From The Economist print edition
The Economist's Big Mac index of currencies offers food for thought.
The Big Mac index seeks to make exchange-rate theory more digestible.
It is arguably the world's most accurate financial indicator to be based
on a fast-food item.
IT IS time for our annual bite at burgernomics. The Economist 's
Big Mac index was first launched in 1986 as a gastronome's guide to whether
currencies were at their correct exchange rate. It is not intended to
be a precise predictor of currency movements, but simply a way to make
exchange-rate theory a bit more digestible.
Burgernomics is based upon one of the oldest concepts in international
economics: the theory of purchasing-power parity (PPP). This argues
that the exchange rate between two currencies should in the long run
move towards the rate that equalizes the prices of identical bundles
of traded goods and services in each country. In other words, a dollar
should buy the same amount everywhere.
Our “bundle” is a McDonald's Big Mac, which is produced to more or
less the same recipe in about 120 countries. The Big Mac PPP is the
exchange rate that would leave hamburgers costing the same in each
country. Comparing a currency's actual exchange rate with its PPP is
one test of whether the currency is undervalued or overvalued.
The greatest triumph of the Big Mac index has been in tracking the
euro. When Europe 's new currency was launched in January 1999, virtually
everybody predicted that it would rise against the dollar. Everybody,
that is, except the Big Mac index, which suggested that the euro started
off significantly overvalued. One of the best-known hedge funds, Soros
Fund Management, admitted that it chewed over the sell signal given
by the Big Mac index when the euro was launched, but then decided to
ignore it. The euro tumbled; Soros was cheesed off.
Overall, the dollar has never looked so overvalued during 15 years
of burgernomics. In the mid 1990s the dollar was cheap against most
currencies; now it looks dear against all but three. The most undervalued
of the rich-world currencies are the Australian and New Zealand dollars,
which are both 40-45% below McParity. They need to ketchup.
All the emerging-market currencies are undervalued against the dollar
on a Big Mac PPP basis. That, in turn, means that a currency such as
Argentina 's peso, which is undervalued only a tad against the dollar,
is massively overvalued compared with other currencies, such as the
Brazilian real and virtually all of the East Asian currencies.

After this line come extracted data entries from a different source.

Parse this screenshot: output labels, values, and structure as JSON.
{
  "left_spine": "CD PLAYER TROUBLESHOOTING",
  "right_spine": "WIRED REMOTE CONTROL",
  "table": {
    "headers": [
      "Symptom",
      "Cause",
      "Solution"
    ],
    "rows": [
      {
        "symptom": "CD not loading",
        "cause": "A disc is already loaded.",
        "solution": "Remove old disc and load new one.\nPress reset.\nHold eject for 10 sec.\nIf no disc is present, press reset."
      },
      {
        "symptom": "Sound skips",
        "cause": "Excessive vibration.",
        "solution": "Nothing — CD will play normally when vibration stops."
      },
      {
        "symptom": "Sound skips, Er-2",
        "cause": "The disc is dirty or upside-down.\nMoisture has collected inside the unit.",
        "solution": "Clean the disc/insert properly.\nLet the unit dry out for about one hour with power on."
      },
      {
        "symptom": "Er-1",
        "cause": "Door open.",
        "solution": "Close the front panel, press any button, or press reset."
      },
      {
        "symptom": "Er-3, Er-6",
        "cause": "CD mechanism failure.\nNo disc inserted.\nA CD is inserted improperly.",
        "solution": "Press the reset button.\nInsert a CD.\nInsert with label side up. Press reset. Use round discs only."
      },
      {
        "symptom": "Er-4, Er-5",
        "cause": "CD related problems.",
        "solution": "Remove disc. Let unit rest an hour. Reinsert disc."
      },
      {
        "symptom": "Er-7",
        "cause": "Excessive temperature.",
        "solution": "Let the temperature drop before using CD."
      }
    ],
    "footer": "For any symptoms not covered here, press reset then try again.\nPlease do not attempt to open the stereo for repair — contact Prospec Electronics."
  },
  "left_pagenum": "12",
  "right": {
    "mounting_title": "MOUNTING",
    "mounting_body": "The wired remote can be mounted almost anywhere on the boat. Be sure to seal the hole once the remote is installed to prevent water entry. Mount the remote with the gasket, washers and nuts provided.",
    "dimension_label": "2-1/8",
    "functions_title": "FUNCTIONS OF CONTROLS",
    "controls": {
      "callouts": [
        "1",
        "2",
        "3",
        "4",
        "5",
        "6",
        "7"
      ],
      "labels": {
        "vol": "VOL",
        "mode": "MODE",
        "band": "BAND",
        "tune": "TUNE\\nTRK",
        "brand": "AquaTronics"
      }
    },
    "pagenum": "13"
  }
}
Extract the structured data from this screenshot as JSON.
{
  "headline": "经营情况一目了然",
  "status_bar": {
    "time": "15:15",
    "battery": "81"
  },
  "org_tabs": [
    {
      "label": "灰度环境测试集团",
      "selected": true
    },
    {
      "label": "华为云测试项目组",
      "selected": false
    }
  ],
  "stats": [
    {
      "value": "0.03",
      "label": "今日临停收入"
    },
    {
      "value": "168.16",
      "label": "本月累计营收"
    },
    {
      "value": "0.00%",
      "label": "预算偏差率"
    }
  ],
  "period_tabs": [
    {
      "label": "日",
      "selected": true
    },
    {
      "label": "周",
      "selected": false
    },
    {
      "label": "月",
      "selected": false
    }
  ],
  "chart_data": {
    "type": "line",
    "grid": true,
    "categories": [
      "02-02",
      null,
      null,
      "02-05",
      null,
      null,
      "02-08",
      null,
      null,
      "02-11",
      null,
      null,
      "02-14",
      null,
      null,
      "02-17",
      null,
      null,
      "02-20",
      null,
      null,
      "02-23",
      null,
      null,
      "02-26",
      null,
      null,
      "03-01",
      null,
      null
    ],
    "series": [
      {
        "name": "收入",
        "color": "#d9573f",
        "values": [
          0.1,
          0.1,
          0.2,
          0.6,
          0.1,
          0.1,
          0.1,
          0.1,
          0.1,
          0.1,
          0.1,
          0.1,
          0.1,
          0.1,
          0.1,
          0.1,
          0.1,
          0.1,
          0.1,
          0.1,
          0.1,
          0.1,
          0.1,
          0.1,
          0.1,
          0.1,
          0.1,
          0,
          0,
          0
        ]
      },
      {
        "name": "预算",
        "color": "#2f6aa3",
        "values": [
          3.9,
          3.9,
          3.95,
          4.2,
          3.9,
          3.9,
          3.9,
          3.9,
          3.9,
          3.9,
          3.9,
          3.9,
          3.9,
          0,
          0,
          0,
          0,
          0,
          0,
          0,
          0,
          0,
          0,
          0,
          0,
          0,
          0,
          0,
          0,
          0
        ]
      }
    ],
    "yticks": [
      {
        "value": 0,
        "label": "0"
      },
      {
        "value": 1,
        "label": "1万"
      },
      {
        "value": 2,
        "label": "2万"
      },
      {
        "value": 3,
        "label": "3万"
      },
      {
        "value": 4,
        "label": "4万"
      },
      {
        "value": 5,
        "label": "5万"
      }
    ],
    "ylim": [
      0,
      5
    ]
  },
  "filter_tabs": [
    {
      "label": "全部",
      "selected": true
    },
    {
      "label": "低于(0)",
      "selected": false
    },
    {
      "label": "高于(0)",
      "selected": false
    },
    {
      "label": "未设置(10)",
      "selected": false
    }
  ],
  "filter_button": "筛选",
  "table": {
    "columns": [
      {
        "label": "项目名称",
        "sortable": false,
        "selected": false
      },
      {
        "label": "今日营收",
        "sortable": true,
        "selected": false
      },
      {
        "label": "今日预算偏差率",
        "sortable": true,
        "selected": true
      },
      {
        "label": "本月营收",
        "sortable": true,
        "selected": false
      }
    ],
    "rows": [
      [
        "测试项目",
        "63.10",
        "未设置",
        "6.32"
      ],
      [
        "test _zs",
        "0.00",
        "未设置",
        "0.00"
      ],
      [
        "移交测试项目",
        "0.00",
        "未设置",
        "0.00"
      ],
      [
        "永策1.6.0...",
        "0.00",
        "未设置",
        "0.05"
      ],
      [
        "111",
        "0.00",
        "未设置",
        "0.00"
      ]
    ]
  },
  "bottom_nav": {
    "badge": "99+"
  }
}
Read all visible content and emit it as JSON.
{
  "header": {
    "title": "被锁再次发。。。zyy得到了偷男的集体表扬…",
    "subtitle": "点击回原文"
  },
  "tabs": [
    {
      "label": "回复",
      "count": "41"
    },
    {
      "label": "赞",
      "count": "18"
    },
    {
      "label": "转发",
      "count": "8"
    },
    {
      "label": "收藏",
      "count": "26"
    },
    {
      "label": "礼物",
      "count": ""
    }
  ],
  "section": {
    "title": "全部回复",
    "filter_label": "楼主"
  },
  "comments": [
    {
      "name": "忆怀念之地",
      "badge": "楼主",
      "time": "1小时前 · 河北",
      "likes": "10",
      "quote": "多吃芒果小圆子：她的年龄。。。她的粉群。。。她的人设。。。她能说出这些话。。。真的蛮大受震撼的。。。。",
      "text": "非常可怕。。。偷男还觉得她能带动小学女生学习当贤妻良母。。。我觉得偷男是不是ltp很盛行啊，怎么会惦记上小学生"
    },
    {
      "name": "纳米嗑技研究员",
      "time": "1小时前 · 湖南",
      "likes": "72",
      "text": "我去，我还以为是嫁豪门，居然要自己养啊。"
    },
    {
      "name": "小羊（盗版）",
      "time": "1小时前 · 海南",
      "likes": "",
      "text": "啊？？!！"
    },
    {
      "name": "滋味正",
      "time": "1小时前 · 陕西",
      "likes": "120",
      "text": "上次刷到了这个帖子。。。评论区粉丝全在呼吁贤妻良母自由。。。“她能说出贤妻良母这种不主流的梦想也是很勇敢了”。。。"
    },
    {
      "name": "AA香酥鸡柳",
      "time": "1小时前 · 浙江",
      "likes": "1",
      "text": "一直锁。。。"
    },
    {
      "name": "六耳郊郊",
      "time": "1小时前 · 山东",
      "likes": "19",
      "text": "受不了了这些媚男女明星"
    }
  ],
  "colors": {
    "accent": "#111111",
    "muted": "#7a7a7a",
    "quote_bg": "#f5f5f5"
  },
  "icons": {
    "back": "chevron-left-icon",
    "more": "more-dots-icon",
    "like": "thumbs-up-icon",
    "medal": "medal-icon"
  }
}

Some of our readers find the Big Mac index hard to swallow. Not only
does the theory of purchasing-power parity hold only for the very long
run, but hamburgers are a flawed measure of PPP. Local prices may be
distorted by trade barriers on beef, sales taxes, or big differences
in the cost of property rents. Nevertheless, some academic studies
of the Big Mac index have concluded that betting on the most undervalued
of the main currencies each year is a profitable strategy.